Liczę, że polska delegacja zrozumie, że neutralność klimatyczna do 2050 roku wymaga odejścia od węgla w 2030 i szybkiego budowania nowych mocy z odnawialnych źródeł energii. Mam wielką nadzieję, że lekcja sprawiedliwej transformacji z Glasgow sprawi, że rząd polski, biorąc odpowiedzialność za los przyszłych pokoleń Polek i Polaków zrozumie, że zamiast oszukiwać górników i energetyków, zacznie budować społeczną zgodę wokół transformacji energetycznej. Neutralność klimatyczna i sprawiedliwa transformacja potrzebują dialogu, partnerstwa i zgody - podkreśla Patryk Białas z BoMiasto, ekspert Koalicji Klimatycznej.

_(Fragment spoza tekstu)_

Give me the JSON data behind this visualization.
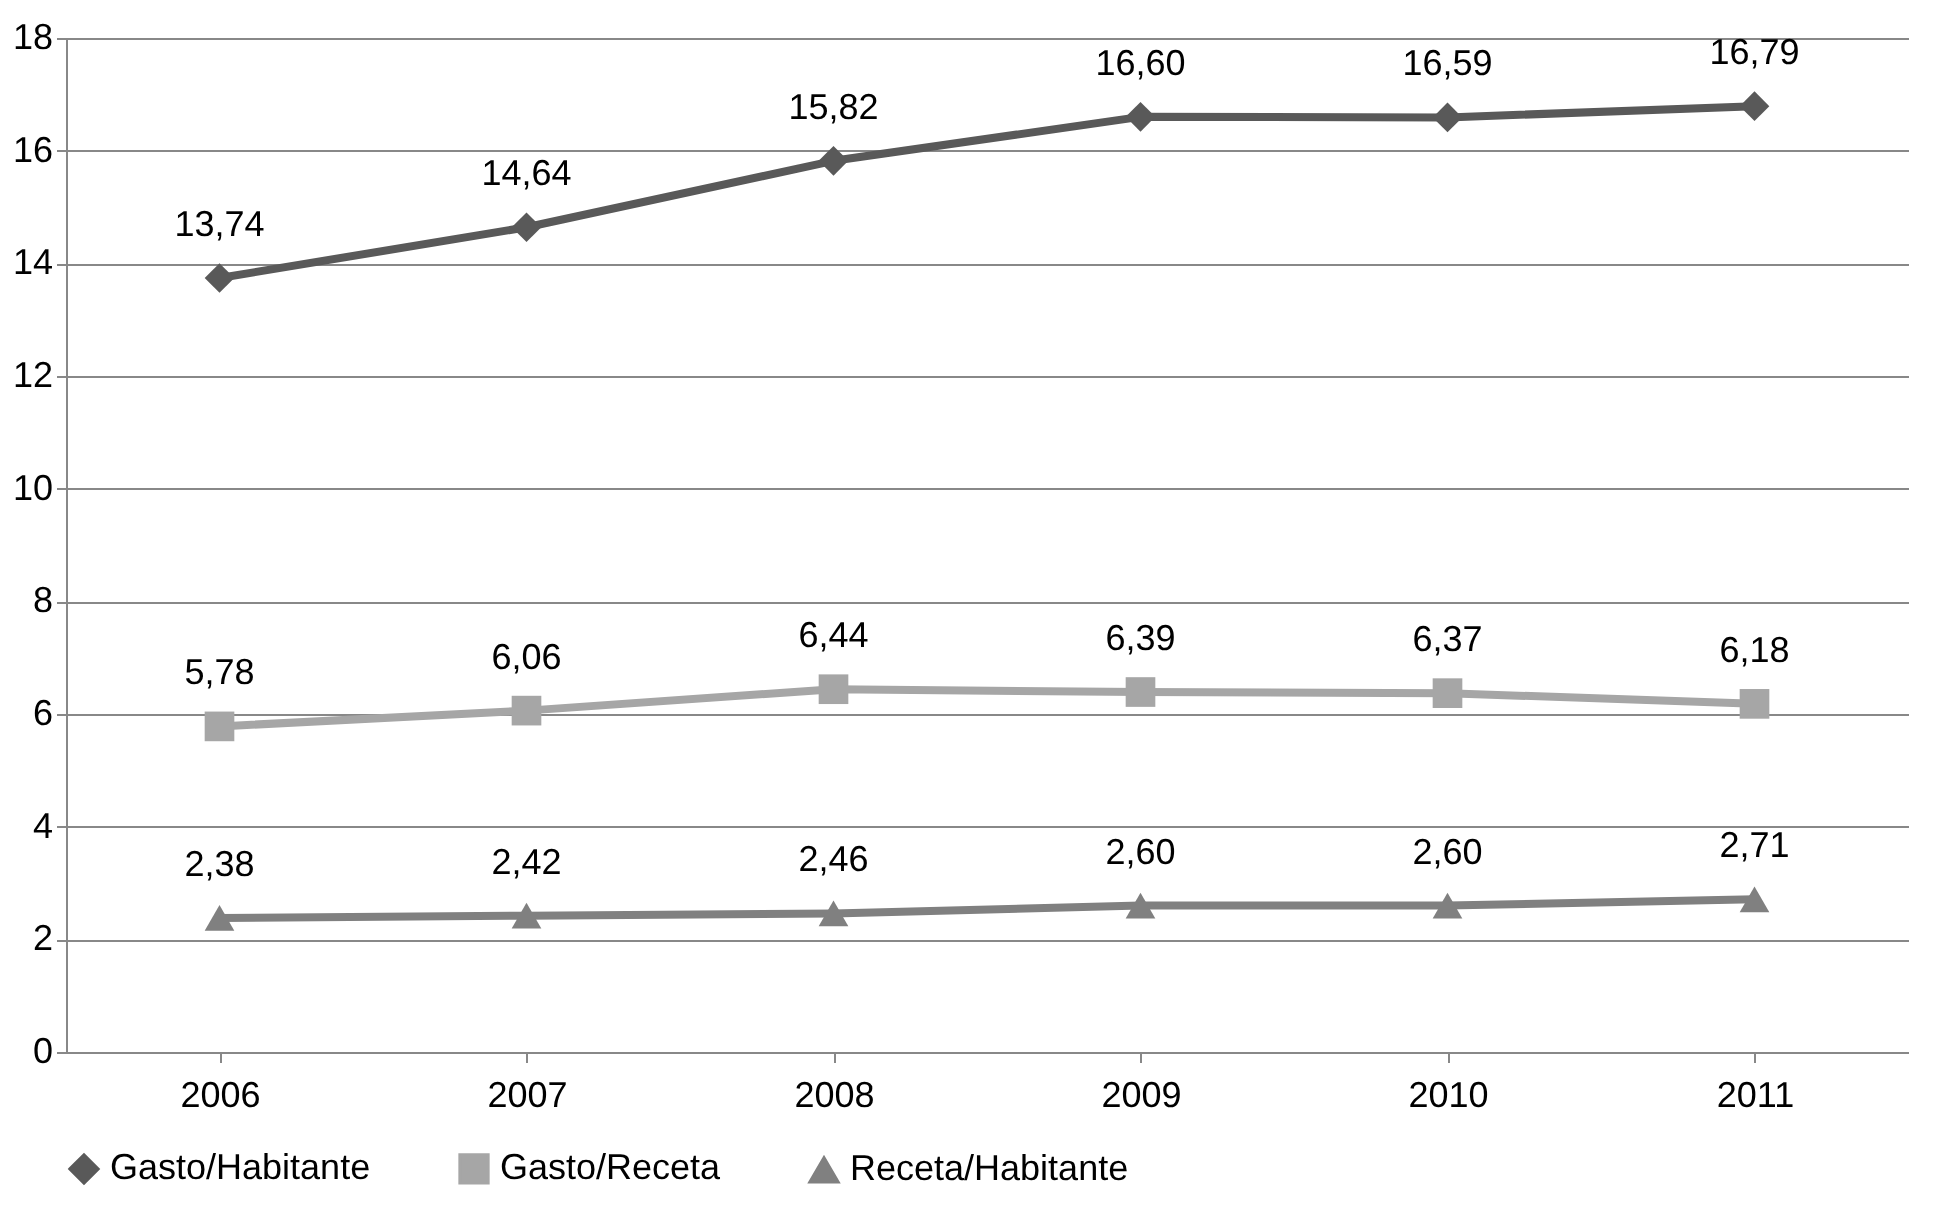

Jak podkreśla Koalicja Klimatyczna, w przypadku Polski najważniejsze jest przygotowanie planu odejścia od węgla do 2030 roku. W następnej kolejności będziemy musieli odejść od gazu ziemnego. Konieczne jest również znaczące wzmocnienie systemu ochrony przyrody. 

Szczyty klimatyczne ONZ, tzw. COP (Conference of the Parties), to doroczne globalne spotkania, podczas których negocjowane i ustalane są kolejne kroki na rzecz polityki klimatycznej. W tym roku COP26 odbędzie się w Glasgow w Wielkiej Brytanii. Konferencja rozpocznie się 31 października i potrwa do 12 listopada.

Według najnowszego raportu na temat koncentracji gazów cieplarnianych Światowej Organizacji Meteorologicznej (WMO) obecny średni poziom ocieplenia jest "katastrofalny" i wynosi 2,7 stopnia C. ONZ ma nadzieję, że światowi przywódcy podczas szczytu klimatycznego COP26 w Glasgow podejmą odpowiednie kroki, aby doprowadzić do obniżenia średniej temperatury.